Think of your referral partners as an extension of your sales force -- fees should be in the range of the commission you would pay a sales person (based on margins, sales complexity, and other factors that determine your commission structure).

Mauricio Hernández Entrepreneur and Angel Investor

February 27th, 2015

I mention this because it is a similar situation to what you describe. Just to give you an idea: A few years my company partnered up with Google to sell Apps Enterprise and our fee was in the 10% range for each license sold plus  direct billing to  the customer  for implementation and roll out.

Hope it helps!

Rob G

February 27th, 2015

@ Mauricio, it sounds like your 10% was for actually selling and closing the deal and billing (and collection).   That's very different than paying for a lead from a marketing or PR firm (very early in the process). If we assume the process from uncovering the lead to qualifying the lead to moving the customer through the sales cycle (proposals, demos?, meetings, presentations?, entertainment, etc.) to closing the deal and billing the customer and collecting the money then the raw lead alone is worth just a fraction of that 10% (in your example) - i realize your example may not include all these steps.  Let's say the raw lead is worth 25% of the the whole process.

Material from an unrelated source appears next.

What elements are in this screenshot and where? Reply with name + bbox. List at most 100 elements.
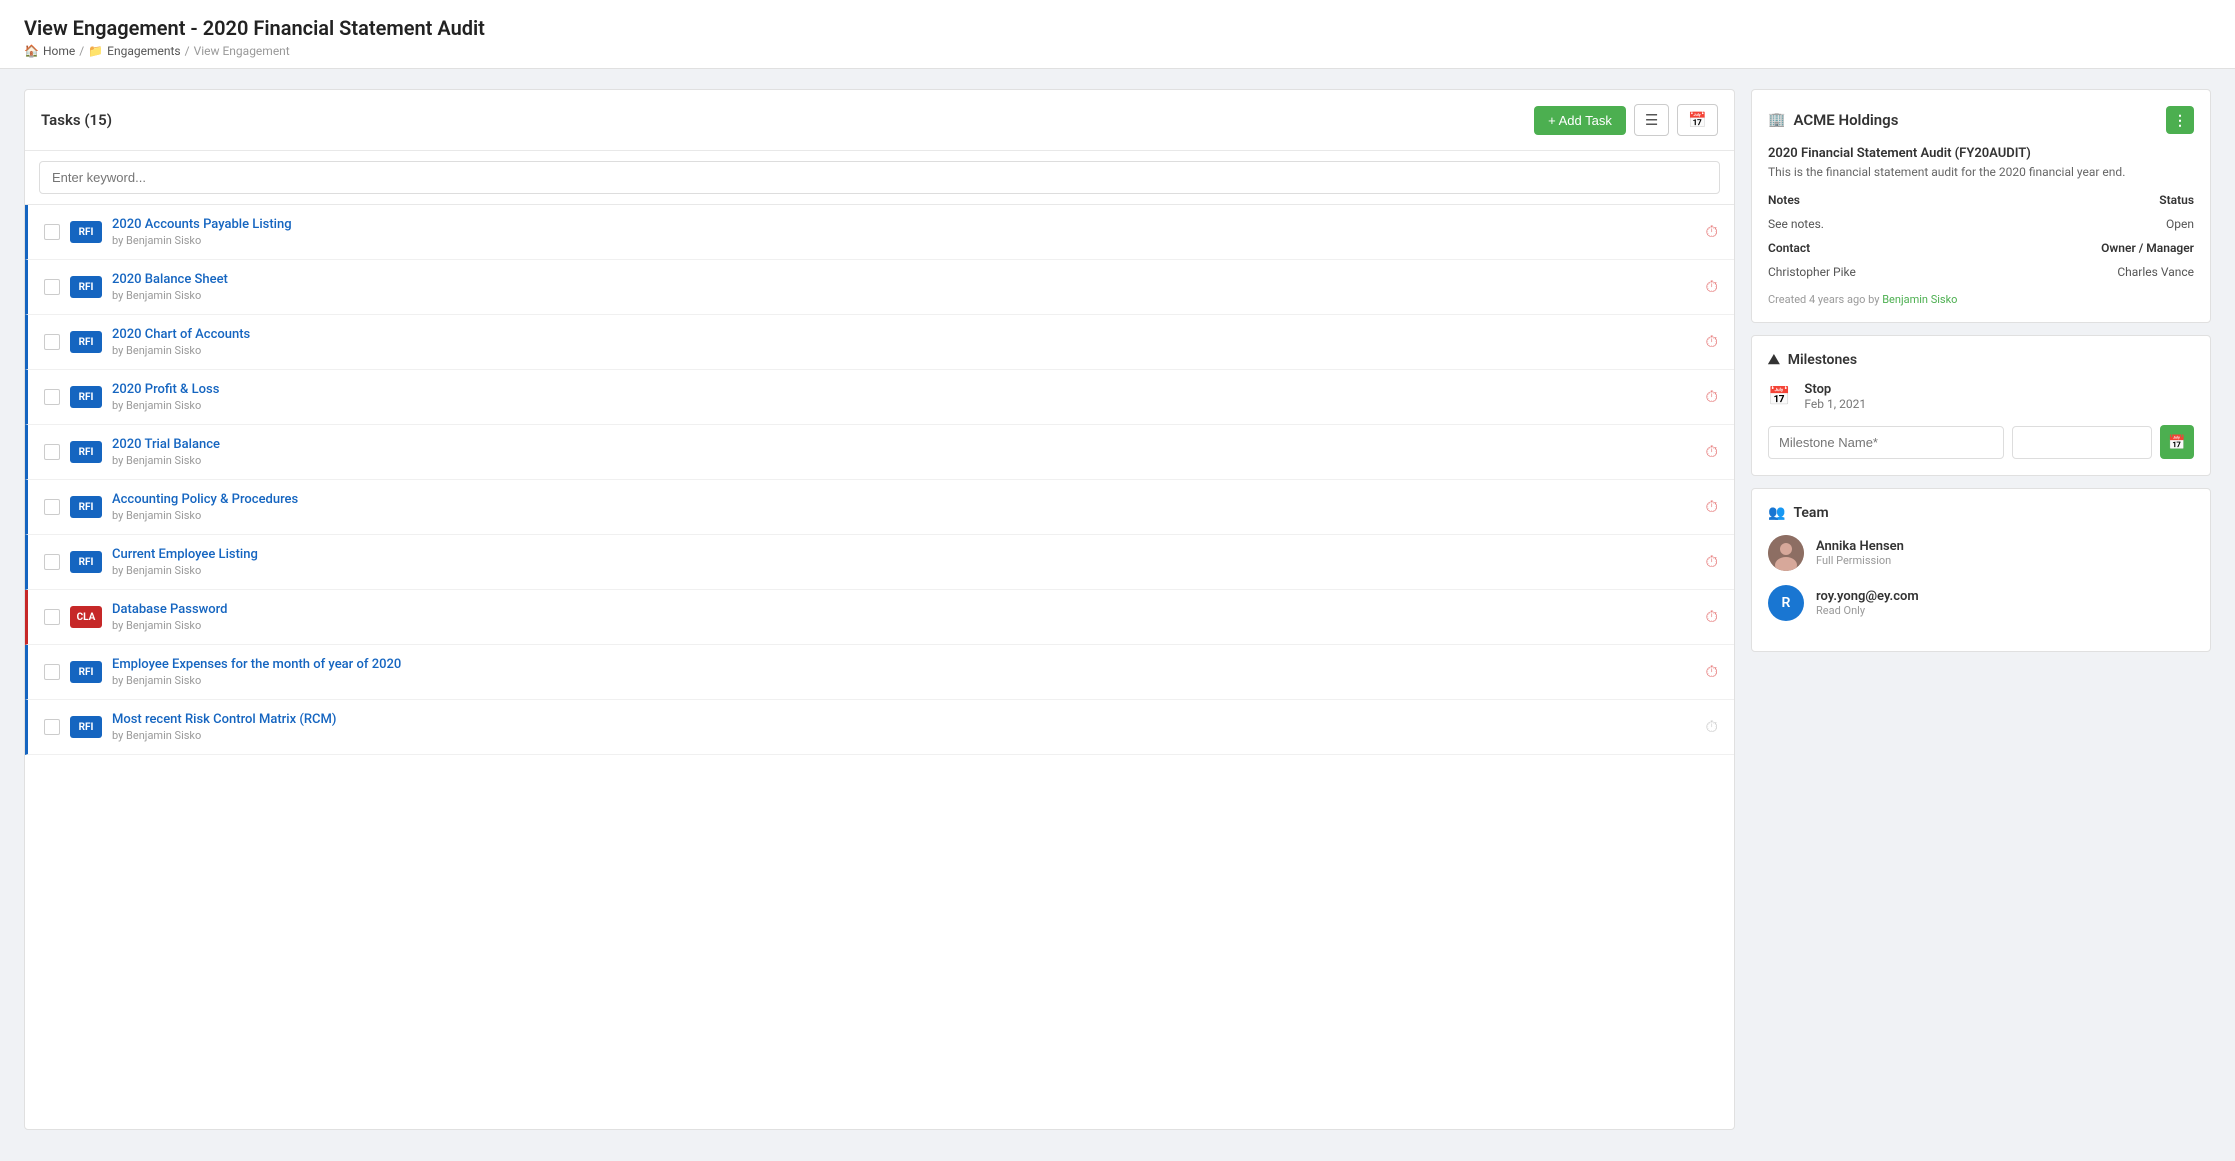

If John were to pay his own sales people 10% commission then for a partner he's at 2%. If a typical deal for John is $100k we are talking about $2k for a lead that JOHN turns into a sale. reasonable.  If a typical deal is $10k we are at $200 - buy em a nice dinner. 

Neil Warlicht Connector and Entrepreneur

February 28th, 2015

I think this widely varies across verticals/industries. I'm running a recruitment business and in our field these referral agreements are rampant. My personal take has always been: I don't partake in any of them. They tend to get messy and I certainly don't want someone else as an extension of my business now doing BD/Sales on my behalf with the hope of landing a referral fee. 

The adjacent service providers that you mentioned should also be able to benefit from leads that you can generate from them as well and I think that a gentlemen's agreement works nicely. I am always happy to refer people that I trust new business and hope that those people will reciprocate whenever they have an opportunity. I know that sometimes this is not the case, but overall I think that what goes around comes around. 

Ayang Obur Managing Director at WeAreWizard

March 1st, 2015

There is no right amount for this. But the key here is to ask yourself these questions 

What is the cancellation rate?
What is the lifetime value of your customer?
Can I give a higher commission for a product that generates repeat business?
What low value product can I create that has a guaranteed up sell with a higher value?

What i tend to do with affiliates is to give 90% commission on an entry level product to get a qualified lead but focus my energy and time on converting those lead to the higher paid product. Worse case scenario It growths my prospect database if they don't buy so its a win win.